The report capped a year in which employment rose month-over-month, although it was inconsistent and at times raised questions about whether a recession was looming. But the last two months showed that the labor market remains strong as the Fed considers its next steps on monetary policy.
One area that Fed officials have stressed is not a driver of inflation is the labor market, where wage growth was slightly lower than expected.
Average hourly wages rose 0.3% in the month, in line with expectations, but the 3.9% increase over the 12-month period was slightly below expectations, at least indicating that wage inflation is becoming less of a factor. Average weekly working hours again stabilized at 34.3 hours.
“You’ll never hear me complain about 250,000 jobs,” Chicago Fed President Austan Goolsby said on CNBC’s “Squawk on the Street.” “I think the employment statistics are solid. I’m even more relieved that the job market is stabilizing at a level similar to the full employment rate,” he said.
Employment growth was driven by familiar sources such as health care (up 46,000 jobs), leisure and hospitality (up 43,000 jobs), and government (up 33,000 jobs).
Retail sales also showed a significant increase, increasing by 43,000 after dropping by 29,000 in November ahead of the year-end sales season. The sector’s full-year employment growth was 2.2 million, a sharp decline from the 3 million increase in 2023.
The revisions over the past few months have been modest compared to recent trends. October’s statistics showed an increase of 7,000 people to 43,000, but November’s statistics showed a decrease of 15,000 people compared to earlier estimates.
At their December meeting, Fed officials deemed the labor market slowing but generally healthy. The Fed cut its key borrowing rate by a quarter of a percentage point at the meeting, but signaled it would slow the pace of future cuts.
The market expects the Federal Reserve to leave the rate unchanged at its meeting at the end of this month, and futures prices after the employment report have swung to expectations that there will be only one rate cut this year. The probability of a single rate cut suggested by the market rose to 68.5% after the jobs report, according to CME Group’s FedWatch index.

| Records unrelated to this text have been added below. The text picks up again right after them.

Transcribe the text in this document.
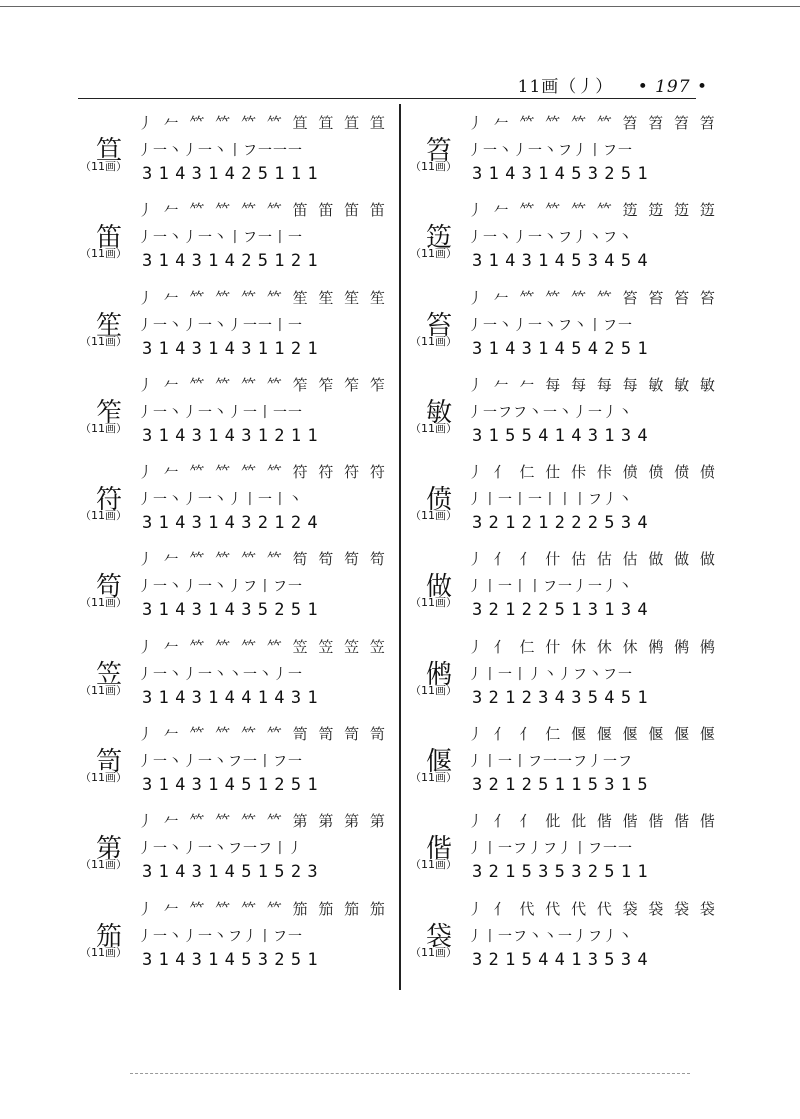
11画（丿） • 197 •
笪
（11画）
丿 𠂉 𥫗 𥫗 𥫗 𥫗 笪 笪 笪 笪
丿一丶丿一丶丨フ一一一
31431425111
笛
（11画）
丿 𠂉 𥫗 𥫗 𥫗 𥫗 笛 笛 笛 笛
丿一丶丿一丶丨フ一丨一
31431425121
笙
（11画）
丿 𠂉 𥫗 𥫗 𥫗 𥫗 笙 笙 笙 笙
丿一丶丿一丶丿一一丨一
31431431121
笮
（11画）
丿 𠂉 𥫗 𥫗 𥫗 𥫗 笮 笮 笮 笮
丿一丶丿一丶丿一丨一一
31431431211
符
（11画）
丿 𠂉 𥫗 𥫗 𥫗 𥫗 符 符 符 符
丿一丶丿一丶丿丨一丨丶
31431432124
笱
（11画）
丿 𠂉 𥫗 𥫗 𥫗 𥫗 笱 笱 笱 笱
丿一丶丿一丶丿フ丨フ一
31431435251
笠
（11画）
丿 𠂉 𥫗 𥫗 𥫗 𥫗 笠 笠 笠 笠
丿一丶丿一丶丶一丶丿一
31431441431
笥
（11画）
丿 𠂉 𥫗 𥫗 𥫗 𥫗 笥 笥 笥 笥
丿一丶丿一丶フ一丨フ一
31431451251
第
（11画）
丿 𠂉 𥫗 𥫗 𥫗 𥫗 第 第 第 第
丿一丶丿一丶フ一フ丨丿
31431451523
笳
（11画）
丿 𠂉 𥫗 𥫗 𥫗 𥫗 笳 笳 笳 笳
丿一丶丿一丶フ丿丨フ一
31431453251
笤
（11画）
丿 𠂉 𥫗 𥫗 𥫗 𥫗 笤 笤 笤 笤
丿一丶丿一丶フ丿丨フ一
31431453251
笾
（11画）
丿 𠂉 𥫗 𥫗 𥫗 𥫗 笾 笾 笾 笾
丿一丶丿一丶フ丿丶フ丶
31431453454
笞
（11画）
丿 𠂉 𥫗 𥫗 𥫗 𥫗 笞 笞 笞 笞
丿一丶丿一丶フ丶丨フ一
31431454251
敏
（11画）
丿 𠂉 𠂉 每 每 每 每 敏 敏 敏
丿一フフ丶一丶丿一丿丶
31554143134
偾
（11画）
丿 亻 仁 仕 佧 佧 偾 偾 偾 偾
丿丨一丨一丨丨丨フ丿丶
32121222534
做
（11画）
丿 亻 亻 什 估 估 估 做 做 做
丿丨一丨丨フ一丿一丿丶
32122513134
鸺
（11画）
丿 亻 仁 什 休 休 休 鸺 鸺 鸺
丿丨一丨丿丶丿フ丶フ一
32123435451
偃
（11画）
丿 亻 亻 仁 偃 偃 偃 偃 偃 偃
丿丨一丨フ一一フ丿一フ
32125115315
偕
（11画）
丿 亻 亻 仳 仳 偕 偕 偕 偕 偕
丿丨一フ丿フ丿丨フ一一
32153532511
袋
（11画）
丿 亻 代 代 代 代 袋 袋 袋 袋
丿丨一フ丶丶一丿フ丿丶
32154413534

Goolsby said he still expects rate cuts to occur this year as long as the flow of data remains steady.
“The surprisingly strong jobs report doesn’t make the Fed any less hawkish,” said Ellen Zentner, chief economic strategist at Morgan Stanley Wealth Management. “All eyes will be on next week’s inflation numbers, but even if these numbers cause a surprise on the downside, it probably won’t be enough to cause the Fed to cut rates anytime soon.”
Central bankers have recently expressed concern that the pace of inflation has exceeded the Fed’s 2% target, largely due to persistently high home prices and some commodity prices. is.

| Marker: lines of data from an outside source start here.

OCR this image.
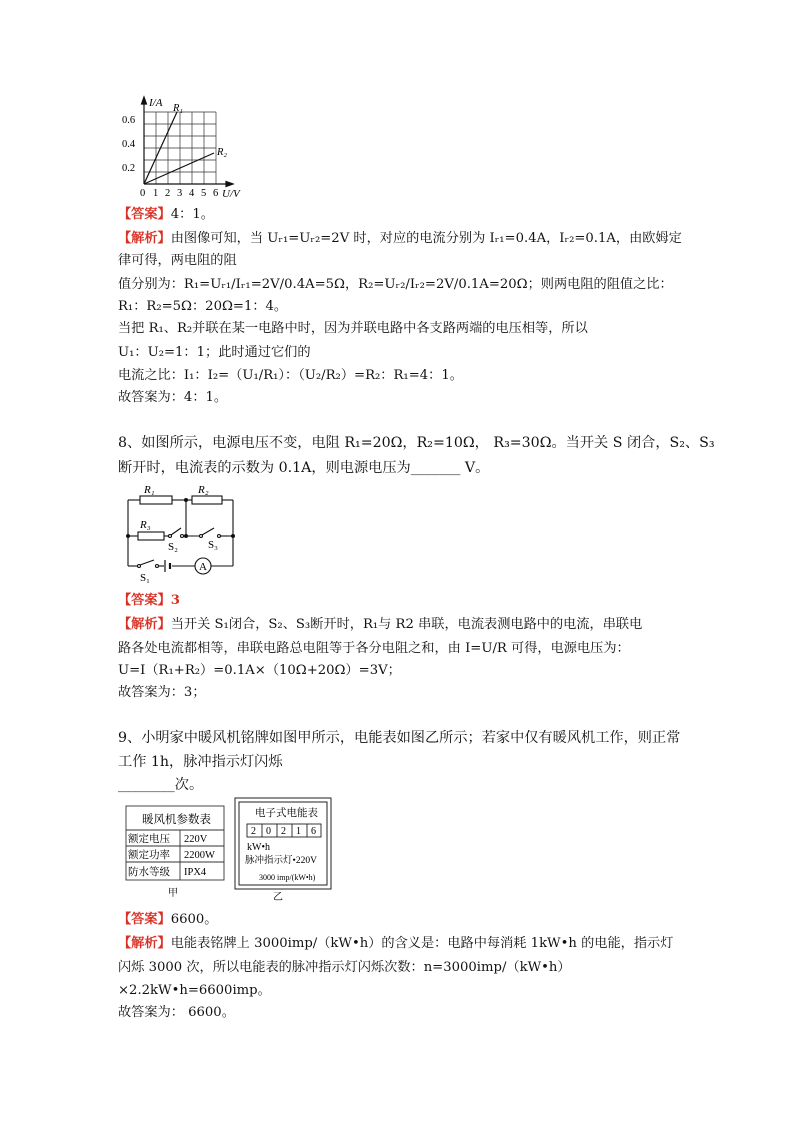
I/A R₁
R₂
0.6
0.4
0.2
0 1 2 3 4 5 6 U/V
【答案】4：1。
【解析】由图像可知，当 Uᵣ₁=Uᵣ₂=2V 时，对应的电流分别为 Iᵣ₁=0.4A，Iᵣ₂=0.1A，由欧姆定
律可得，两电阻的阻
值分别为：R₁=Uᵣ₁/Iᵣ₁=2V/0.4A=5Ω，R₂=Uᵣ₂/Iᵣ₂=2V/0.1A=20Ω；则两电阻的阻值之比：
R₁：R₂=5Ω：20Ω=1：4。
当把 R₁、R₂并联在某一电路中时，因为并联电路中各支路两端的电压相等，所以
U₁：U₂=1：1；此时通过它们的
电流之比：I₁：I₂=（U₁/R₁）：（U₂/R₂）=R₂：R₁=4：1。
故答案为：4：1。
8、如图所示，电源电压不变，电阻 R₁=20Ω，R₂=10Ω， R₃=30Ω。当开关 S 闭合，S₂、S₃
断开时，电流表的示数为 0.1A，则电源电压为_______ V。
A
R₁	R₂
R₃
S₂	S₃
S₁
【答案】3
【解析】当开关 S₁闭合，S₂、S₃断开时，R₁与 R2 串联，电流表测电路中的电流，串联电
路各处电流都相等，串联电路总电阻等于各分电阻之和，由 I=U/R 可得，电源电压为：
U=I（R₁+R₂）=0.1A×（10Ω+20Ω）=3V；
故答案为：3；
9、小明家中暖风机铭牌如图甲所示，电能表如图乙所示；若家中仅有暖风机工作，则正常
工作 1h，脉冲指示灯闪烁
________次。
暖风机参数表
额定电压 220V
额定功率 2200W
防水等级 IPX4
甲
电子式电能表
2 0 2 1 6
kW•h
脉冲指示灯•220V
3000 imp/(kW•h)
乙
【答案】6600。
【解析】电能表铭牌上 3000imp/（kW•h）的含义是：电路中每消耗 1kW•h 的电能，指示灯
闪烁 3000 次，所以电能表的脉冲指示灯闪烁次数：n=3000imp/（kW•h）
×2.2kW•h=6600imp。
故答案为： 6600。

Household reports, which the BLS uses to calculate unemployment rates, show an even stronger employment picture. That number increased by 478,000 people in the same month, as the labor force grew by 243,000 people and the share of working-age people holding or looking for work held steady at 62.5%.
Full-time employment increased by 87,000 people and part-time workers by 247,000. The number of unemployed people decreased by 235,000.
The length of unemployment increased slightly to 23.7 weeks, the highest level since April 2022. However, the number of people who reported being unemployed for 27 weeks or more fell by 103,000 to 1.55 million.